Gloria shook her head. “No. Mary wants to stay here.”

“All right. Tell me about your husband. I know he was a union man, working on the ferries, and I know you don't think he caused the explosion on the
Trident
.”

Gloria's voice was small but firm. “He would never have done such a thing. He didn't like all this fighting and trouble. He wanted the strike to end quickly so he could go back to work with George and the others. Something bad happened. Someone blew up that boat, but it wasn't my Eduardo.”

“Why do you think he was there, then?”

She lowered her eyes. “I don't know. He was supposed to be working in the restaurant.”

“What restaurant?”

“The Wheelhouse, in Edgartown,” she said. “He got a job there in the kitchen to bring in some money while the union was on strike. He cleaned pans and cleared tables. The college boys had quit and they needed help, so Eduardo worked there nights.”

It was a familiar phenomenon for college kids to get summer jobs and swear they'd stay until Labor Day but then bail out in mid-August so they could have a couple of weeks of party time before heading back to school.

“What work did your husband do on the boats?” I said. “Was he an engineer? Did he work on the engines?”

“No. He knew nothing about engines. He was an able-bodied seaman. He worked hard.”

“Did he have any conflicts with his boss, or anyone else he worked with?”
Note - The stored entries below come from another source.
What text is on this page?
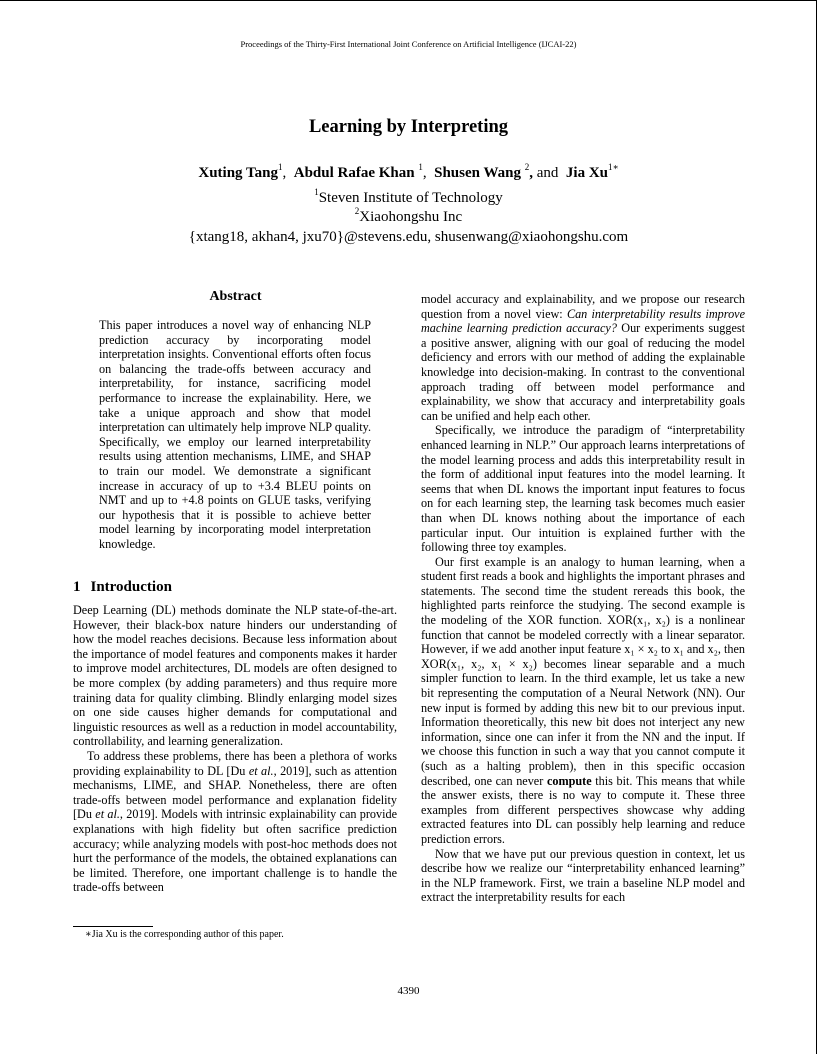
Proceedings of the Thirty-First International Joint Conference on Artificial Intelligence (IJCAI-22)
Learning by Interpreting
Xuting Tang$^1$, Abdul Rafae Khan $^1$, Shusen Wang $^2$, and Jia $Xu^{1∗}$
$^1$Steven Institute of Technology
$^2$Xiaohongshu Inc
{xtang18, akhan4, jxu70}@stevens.edu, shusenwang@xiaohongshu.com
Abstract
This paper introduces a novel way of enhancing NLP prediction accuracy by incorporating model interpretation insights. Conventional efforts often focus on balancing the trade-offs between accuracy and interpretability, for instance, sacrificing model performance to increase the explainability. Here, we take a unique approach and show that model interpretation can ultimately help improve NLP quality. Specifically, we employ our learned interpretability results using attention mechanisms, LIME, and SHAP to train our model. We demonstrate a significant increase in accuracy of up to +3.4 BLEU points on NMT and up to +4.8 points on GLUE tasks, verifying our hypothesis that it is possible to achieve better model learning by incorporating model interpretation knowledge.
1 Introduction

Deep Learning (DL) methods dominate the NLP state-of-the-art. However, their black-box nature hinders our understanding of how the model reaches decisions. Because less information about the importance of model features and components makes it harder to improve model architectures, DL models are often designed to be more complex (by adding parameters) and thus require more training data for quality climbing. Blindly enlarging model sizes on one side causes higher demands for computational and linguistic resources as well as a reduction in model accountability, controllability, and learning generalization.

To address these problems, there has been a plethora of works providing explainability to DL [Du et al., 2019], such as attention mechanisms, LIME, and SHAP. Nonetheless, there are often trade-offs between model performance and explanation fidelity [Du et al., 2019]. Models with intrinsic explainability can provide explanations with high fidelity but often sacrifice prediction accuracy; while analyzing models with post-hoc methods does not hurt the performance of the models, the obtained explanations can be limited. Therefore, one important challenge is to handle the trade-offs between

model accuracy and explainability, and we propose our research question from a novel view: Can interpretability results improve machine learning prediction accuracy? Our experiments suggest a positive answer, aligning with our goal of reducing the model deficiency and errors with our method of adding the explainable knowledge into decision-making. In contrast to the conventional approach trading off between model performance and explainability, we show that accuracy and interpretability goals can be unified and help each other.

Specifically, we introduce the paradigm of “interpretability enhanced learning in NLP.” Our approach learns interpretations of the model learning process and adds this interpretability result in the form of additional input features into the model learning. It seems that when DL knows the important input features to focus on for each learning step, the learning task becomes much easier than when DL knows nothing about the importance of each particular input. Our intuition is explained further with the following three toy examples.

Our first example is an analogy to human learning, when a student first reads a book and highlights the important phrases and statements. The second time the student rereads this book, the highlighted parts reinforce the studying. The second example is the modeling of the XOR function. XOR(x₁, x₂) is a nonlinear function that cannot be modeled correctly with a linear separator. However, if we add another input feature x₁ × x₂ to x₁ and x₂, then XOR(x₁, x₂, x₁ × x₂) becomes linear separable and a much simpler function to learn. In the third example, let us take a new bit representing the computation of a Neural Network (NN). Our new input is formed by adding this new bit to our previous input. Information theoretically, this new bit does not interject any new information, since one can infer it from the NN and the input. If we choose this function in such a way that you cannot compute it (such as a halting problem), then in this specific occasion described, one can never compute this bit. This means that while the answer exists, there is no way to compute it. These three examples from different perspectives showcase why adding extracted features into DL can possibly help learning and reduce prediction errors.

Now that we have put our previous question in context, let us describe how we realize our “interpretability enhanced learning” in the NLP framework. First, we train a baseline NLP model and extract the interpretability results for each

∗Jia Xu is the corresponding author of this paper.
4390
She shook her head. “No. He was on strike, but even the managers liked him. He was a very gentle man.” She touched a damp kerchief to her eyes, but it did little to block the tears.

I pushed on. “Did he have any special friends? I'd like to talk to them, if he did.”

“My husband was his friend,” said Mrs. Martinez. “George worked with Eduardo for years.”

“Your husband is a union man?”

She nodded. “Yes, and proud of it. He's a bosun, but it's the same union.”

“So he's on strike, too. I'd like to talk with him later.”

“He had nothing to do with this explosion business,” said Mrs. Martinez, “so you'll be wasting your time if you want him to talk about that.”